BISMARCK, N.D. (KXNET) — As a result of our last snowfall, Burleigh County’s roads are now considered to be in dangerous condition. Officials say that our state’s freezing and thawing temperatures have caused the recent moisture of the snow to saturate our gravel roads — meaning that what could be your everyday route for going to work, taking your children to school, or both is now being labeled as a dangerous journey.

According to Burleigh County’s Highway Department, this same situation is occurring all across the region. The number of calls for aid that they have received, they say, has increased significantly, from bumpy car rides to resident’s cars slipping and sliding into ditches. Some concerned drivers would say we jumped right into the winter season without much time to enjoy the Fall, and the results of that have been shown through the condition of Burleigh County roads almost instantly. The Burleigh County Highway Department’s engineer Marcus Hall, who has been with the department for fifteen years, states these are the worst road conditions he’s ever seen.

“We’ve got a frozen layer underneath the ground that’s not allowing any of the moisture to sink in at this point” Hall states, “so it’s all sitting on top of the gravel roads. We’ve got farmers and residents out there trying to use them, and they’re basically breaking it up.”

The county is warning motorists, casual drivers, and those who drive for a living of the danger that can come when traversing these roads, and are asking people to limit travel on gravel pathways until conditions improve. However, many individuals are still questioning why Burleigh County’s roads are behaving this way when compared to other gravel paths. The answer lies in the material that is used to construct them here in North Dakota.

“Most of our gravel that we’ve been placing over the last few years has a relatively high clay count,” Hall explains, “which works great in dry weather. It just doesn’t work that well in wet weather, and because of this frost layer, these roads are staying wet. They’re not drying well at all, therefore it kind of compounds the problem.”

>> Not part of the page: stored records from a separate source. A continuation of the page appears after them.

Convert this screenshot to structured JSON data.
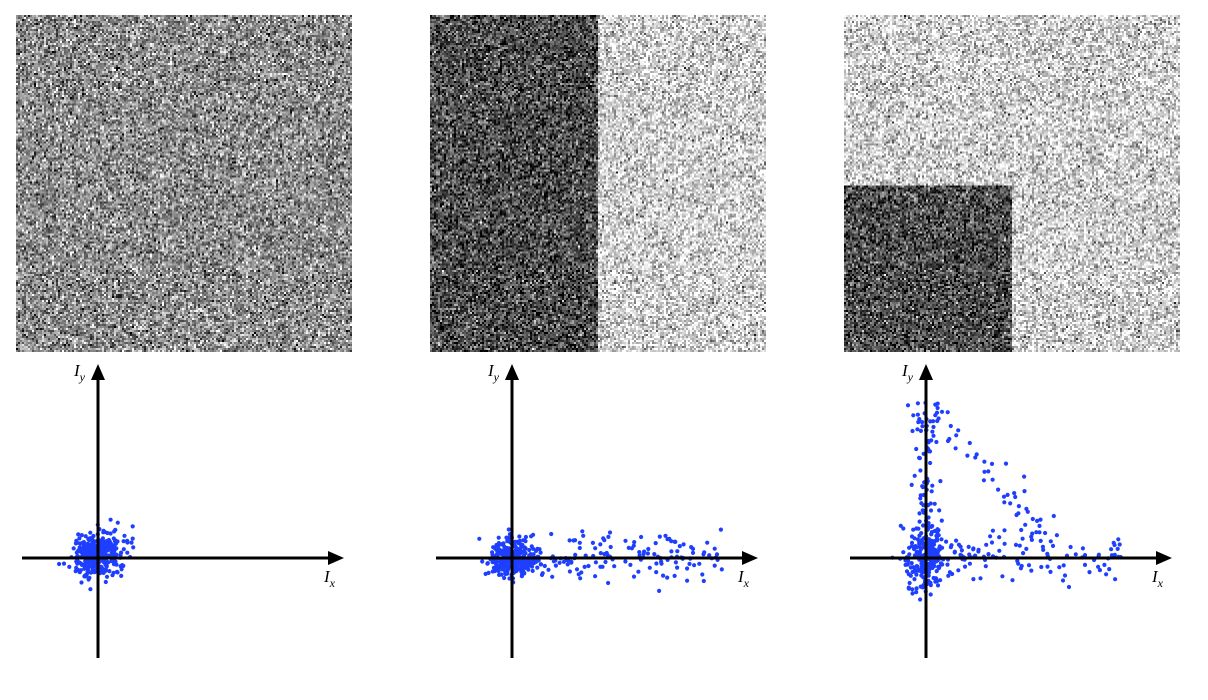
{
  "figure": {
    "axis_labels": {
      "x_main": "I",
      "x_sub": "x",
      "y_main": "I",
      "y_sub": "y"
    },
    "point_color": "#1f3fff",
    "axis_color": "#000000",
    "panels": [
      {
        "id": "flat",
        "image_regions": [
          {
            "region": "full",
            "mean_gray": 0.55
          }
        ],
        "chart_data": {
          "type": "scatter",
          "xlabel": "Ix",
          "ylabel": "Iy",
          "cluster": {
            "center": [
              0,
              0.5
            ],
            "spread_x": [
              -3.5,
              3.5
            ],
            "spread_y": [
              -2.5,
              3.5
            ],
            "count": 380
          }
        }
      },
      {
        "id": "edge",
        "image_regions": [
          {
            "region": "left-half",
            "mean_gray": 0.3
          },
          {
            "region": "right-half",
            "mean_gray": 0.82
          }
        ],
        "chart_data": {
          "type": "scatter",
          "xlabel": "Ix",
          "ylabel": "Iy",
          "cluster": {
            "center": [
              0,
              0
            ],
            "spread_x": [
              -4,
              30
            ],
            "spread_y": [
              -3.5,
              3
            ],
            "count": 420
          }
        }
      },
      {
        "id": "corner",
        "image_regions": [
          {
            "region": "background",
            "mean_gray": 0.82
          },
          {
            "region": "bottom-left-block",
            "mean_gray": 0.3
          }
        ],
        "chart_data": {
          "type": "scatter",
          "xlabel": "Ix",
          "ylabel": "Iy",
          "cluster": {
            "center": [
              0,
              0
            ],
            "spread_x": [
              -4,
              30
            ],
            "spread_y": [
              -4,
              16
            ],
            "count": 460
          }
        }
      }
    ]
  }
}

The county is working on roadways that are accessible and will be addressing repairs as soon as conditions allow. Until then, though, the best they can do is warn ND travelers of the situation at hand and advise them on how to proceed down these precarious pathways.

“We wouldn’t even know where to stop closing roads,” Hall continues. “We’re having problems across the board, so we want to tell the residents out there to choose wisely when you leave your house, where you’re going how many times you do it in a day, try to reduce the number of trips you have to take on these gravel roads.”